Non dobbiamo dimenticare che Fender, sfruttando anche il periodo della pandemia, nel 2020 ha avuto il suo anno di maggior fatturato della storia, con ricavi record trainati dalle chitarre certo ma anche dalla novità Fender Play, una piattaforma di insegnamento smart della chitarra che ha avuto un successo notevole ed ha portato ricavi sopra le aspettative alla compagnia. Il fatto di entrare ora anche nel mondo della registrazione, del live e integrare una compagnia che possiede una DAW di successo e tecnologie ampiamente collaudate in questo campo permetterà un'integrazione sempre maggiore e di mettere un piede nel futuro della musica suonata, che non potrà certo prescindere dalla tecnologia.

"Siamo felici di accogliere PreSonus nella famiglia FMIC ed elettrizzati per le future opportunità di crescita che ci saranno per entrambe le compagnie" dice Andy Mooney, CEO di Fender. "I nostri team condividono la stessa passione per la musica, lo stesso impegno per l'innovazione e desiderio di ispirare le future generazioni di artisti."

"Dopo oltre 25 anni PreSonus sente di aver trovato il giusto partner che ci supporti a continuare nella nostra crescita," dice Jim Odom, Fondatore/CSO di PreSonus. "Guardiamo avanti alle opportunità che arriveranno con questo passo".

Un'altra comparazione, non altrettanto felice però, si potrebbe fare con quello che da sempre è il principale competitor di Fender, Gibson, che circa dieci anni fa decise di intraprendere lo stesso percorso di acquisizioni rastrellando aziende come Tascam, Stanton, KRK e Cakewalk, senza però riuscire a sfruttare appieno le sinergie e finendo per esaurire la cassa necessaria per il mantenimento delle aziende e della produzione. Questo ha portato Gibson non più tardi di 3 anni fa sull'orlo del fallimento e alla dichiarazione della bancarotta. Ora Gibson è tornata sui suoi passi, ha deciso di dedicarsi al suo core-business nel solco della tradizione, dismettendo tutte questi brand e, dopo il risanamento, acquisendo Mesa Boogie come parte di questa strategia.

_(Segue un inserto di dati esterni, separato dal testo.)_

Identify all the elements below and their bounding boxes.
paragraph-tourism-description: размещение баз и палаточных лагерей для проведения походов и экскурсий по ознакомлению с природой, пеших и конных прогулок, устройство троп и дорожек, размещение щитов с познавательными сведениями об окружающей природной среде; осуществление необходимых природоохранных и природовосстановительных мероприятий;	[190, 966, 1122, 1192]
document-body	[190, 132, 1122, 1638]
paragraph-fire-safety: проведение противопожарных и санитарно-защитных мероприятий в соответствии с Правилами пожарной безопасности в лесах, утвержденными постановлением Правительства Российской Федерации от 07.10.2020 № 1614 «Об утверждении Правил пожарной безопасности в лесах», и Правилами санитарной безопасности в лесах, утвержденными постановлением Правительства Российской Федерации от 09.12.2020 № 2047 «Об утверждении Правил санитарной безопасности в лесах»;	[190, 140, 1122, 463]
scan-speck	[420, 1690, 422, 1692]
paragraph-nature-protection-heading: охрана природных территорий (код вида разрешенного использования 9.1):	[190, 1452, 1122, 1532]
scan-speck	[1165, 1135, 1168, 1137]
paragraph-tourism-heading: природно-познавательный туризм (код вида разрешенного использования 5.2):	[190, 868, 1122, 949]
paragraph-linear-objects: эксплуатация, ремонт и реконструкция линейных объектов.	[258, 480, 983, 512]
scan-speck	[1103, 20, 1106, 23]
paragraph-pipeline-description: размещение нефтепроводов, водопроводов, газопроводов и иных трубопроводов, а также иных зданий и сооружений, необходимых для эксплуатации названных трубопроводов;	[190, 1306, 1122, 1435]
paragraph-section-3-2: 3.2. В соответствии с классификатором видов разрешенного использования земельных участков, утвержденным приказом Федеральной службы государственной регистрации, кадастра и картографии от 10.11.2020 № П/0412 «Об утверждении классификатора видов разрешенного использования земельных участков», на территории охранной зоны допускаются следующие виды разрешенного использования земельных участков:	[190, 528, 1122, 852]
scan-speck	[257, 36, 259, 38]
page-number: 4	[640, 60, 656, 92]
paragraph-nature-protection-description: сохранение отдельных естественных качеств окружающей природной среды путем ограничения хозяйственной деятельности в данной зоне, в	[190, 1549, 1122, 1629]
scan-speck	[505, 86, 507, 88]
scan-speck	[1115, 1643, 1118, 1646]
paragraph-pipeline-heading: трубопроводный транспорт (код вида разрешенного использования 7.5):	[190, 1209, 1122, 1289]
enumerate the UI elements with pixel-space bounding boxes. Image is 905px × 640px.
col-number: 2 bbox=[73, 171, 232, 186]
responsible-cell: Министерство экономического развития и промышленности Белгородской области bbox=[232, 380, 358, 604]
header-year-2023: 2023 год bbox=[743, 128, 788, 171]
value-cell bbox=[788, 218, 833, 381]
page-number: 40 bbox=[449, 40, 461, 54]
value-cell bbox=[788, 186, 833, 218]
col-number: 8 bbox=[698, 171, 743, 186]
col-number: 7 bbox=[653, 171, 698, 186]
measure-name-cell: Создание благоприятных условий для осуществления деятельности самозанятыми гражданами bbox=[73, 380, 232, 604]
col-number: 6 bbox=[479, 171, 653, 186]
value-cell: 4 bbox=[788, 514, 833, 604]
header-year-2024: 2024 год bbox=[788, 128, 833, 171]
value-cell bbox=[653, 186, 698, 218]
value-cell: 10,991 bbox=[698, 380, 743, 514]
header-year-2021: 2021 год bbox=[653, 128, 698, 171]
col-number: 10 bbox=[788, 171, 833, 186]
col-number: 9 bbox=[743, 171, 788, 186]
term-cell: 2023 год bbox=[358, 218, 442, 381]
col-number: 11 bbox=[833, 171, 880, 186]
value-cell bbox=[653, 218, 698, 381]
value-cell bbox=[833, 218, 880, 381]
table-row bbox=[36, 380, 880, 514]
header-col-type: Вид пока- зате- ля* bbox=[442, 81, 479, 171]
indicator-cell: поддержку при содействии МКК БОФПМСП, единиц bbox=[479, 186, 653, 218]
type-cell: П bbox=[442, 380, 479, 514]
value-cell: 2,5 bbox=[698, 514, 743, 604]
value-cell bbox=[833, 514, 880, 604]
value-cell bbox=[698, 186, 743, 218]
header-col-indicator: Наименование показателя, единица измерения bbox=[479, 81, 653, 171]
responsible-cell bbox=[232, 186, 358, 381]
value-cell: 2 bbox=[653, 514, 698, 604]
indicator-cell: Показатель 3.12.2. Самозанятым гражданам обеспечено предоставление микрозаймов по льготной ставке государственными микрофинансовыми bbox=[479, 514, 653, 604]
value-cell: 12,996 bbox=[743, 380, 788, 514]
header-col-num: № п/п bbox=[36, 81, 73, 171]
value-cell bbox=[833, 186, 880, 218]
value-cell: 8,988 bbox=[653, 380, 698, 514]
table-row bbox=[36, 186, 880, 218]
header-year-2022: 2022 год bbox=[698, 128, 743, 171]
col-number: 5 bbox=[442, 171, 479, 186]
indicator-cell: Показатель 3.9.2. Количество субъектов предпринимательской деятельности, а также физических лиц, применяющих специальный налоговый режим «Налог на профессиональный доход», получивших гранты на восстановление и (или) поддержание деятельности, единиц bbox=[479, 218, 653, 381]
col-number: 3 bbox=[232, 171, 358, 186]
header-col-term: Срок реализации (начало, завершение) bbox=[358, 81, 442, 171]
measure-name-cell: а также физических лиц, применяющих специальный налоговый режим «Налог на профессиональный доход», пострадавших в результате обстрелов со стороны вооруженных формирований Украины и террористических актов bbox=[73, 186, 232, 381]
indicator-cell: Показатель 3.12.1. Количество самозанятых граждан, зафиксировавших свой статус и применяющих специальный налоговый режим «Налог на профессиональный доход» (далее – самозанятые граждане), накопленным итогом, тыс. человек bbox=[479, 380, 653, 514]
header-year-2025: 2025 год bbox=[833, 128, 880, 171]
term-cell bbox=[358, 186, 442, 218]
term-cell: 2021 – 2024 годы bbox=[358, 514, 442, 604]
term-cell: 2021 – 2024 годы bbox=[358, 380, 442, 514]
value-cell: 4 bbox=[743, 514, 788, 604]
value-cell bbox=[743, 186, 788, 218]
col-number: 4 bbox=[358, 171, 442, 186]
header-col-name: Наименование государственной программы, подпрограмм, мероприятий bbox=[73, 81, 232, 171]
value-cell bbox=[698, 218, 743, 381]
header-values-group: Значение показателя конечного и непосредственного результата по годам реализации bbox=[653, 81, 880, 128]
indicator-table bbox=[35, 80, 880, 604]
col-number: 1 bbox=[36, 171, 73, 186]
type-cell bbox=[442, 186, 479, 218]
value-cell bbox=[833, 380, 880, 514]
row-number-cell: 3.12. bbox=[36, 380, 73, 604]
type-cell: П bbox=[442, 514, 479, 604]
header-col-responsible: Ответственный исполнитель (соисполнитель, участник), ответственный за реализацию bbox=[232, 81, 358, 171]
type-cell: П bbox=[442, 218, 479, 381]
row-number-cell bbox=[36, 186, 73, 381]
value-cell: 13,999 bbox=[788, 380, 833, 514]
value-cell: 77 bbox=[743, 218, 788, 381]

Anche Fender negli anni passati, con la crisi americana dopo il 2007, ha avuto problemi finanziari che però sono stati risolti più prontamente rispetto a Gibson e che il periodo pandemico ha definitivamente fatto dimenticare con delle entrate di cassa record.
I due esempi di acquisizioni simili, quello di Yamaha/Steinberg e Gibson, hanno avuto risultati diametralmente opposti. Steinberg ha molto beneficiato dell'ingresso nella famiglia giapponese con una vera sinergia tecnologica per i due gruppi che ora sembrano aver raggiunto una perfetta sincronia sia in quanto a prodotti che a strategie commerciali.

E' da capire quali siano i piani di Fender per PreSonus, se sarà un'acquisizione soft con un semplice affiancamento di tecnologie e indipendenza tra i brand, oppure se ci sarà via via un'integrazione sempre maggiore delle tecnologie di PreSonus nei prodotti Fender. Questo è un passo che, per un brand tradizionale come Fender, non è del tutto scontato, poichè gli utenti spesso hanno dimostrato di non gradire salti in avanti troppo coraggiosi da parte delle compagnie come Fender.

La cosa più probabile è che Fender, entrata nelle case di milioni di chitarristi con la piattaforma Fender Play, ora voglia fare il passo successivo ed offrire loro anche la possibilità di registrarsi e suonare live sfruttando le sinergie con PreSonus. Vedo più difficile un'integrazione nel breve-medio periodo delle tecnologie PreSonus nelle chitarre Fender, anche se qualcosa si è già visto in passato in questa direzione con chitarre con interfaccia audio integrata e uscita USB per collegarsi direttamente ad un computer.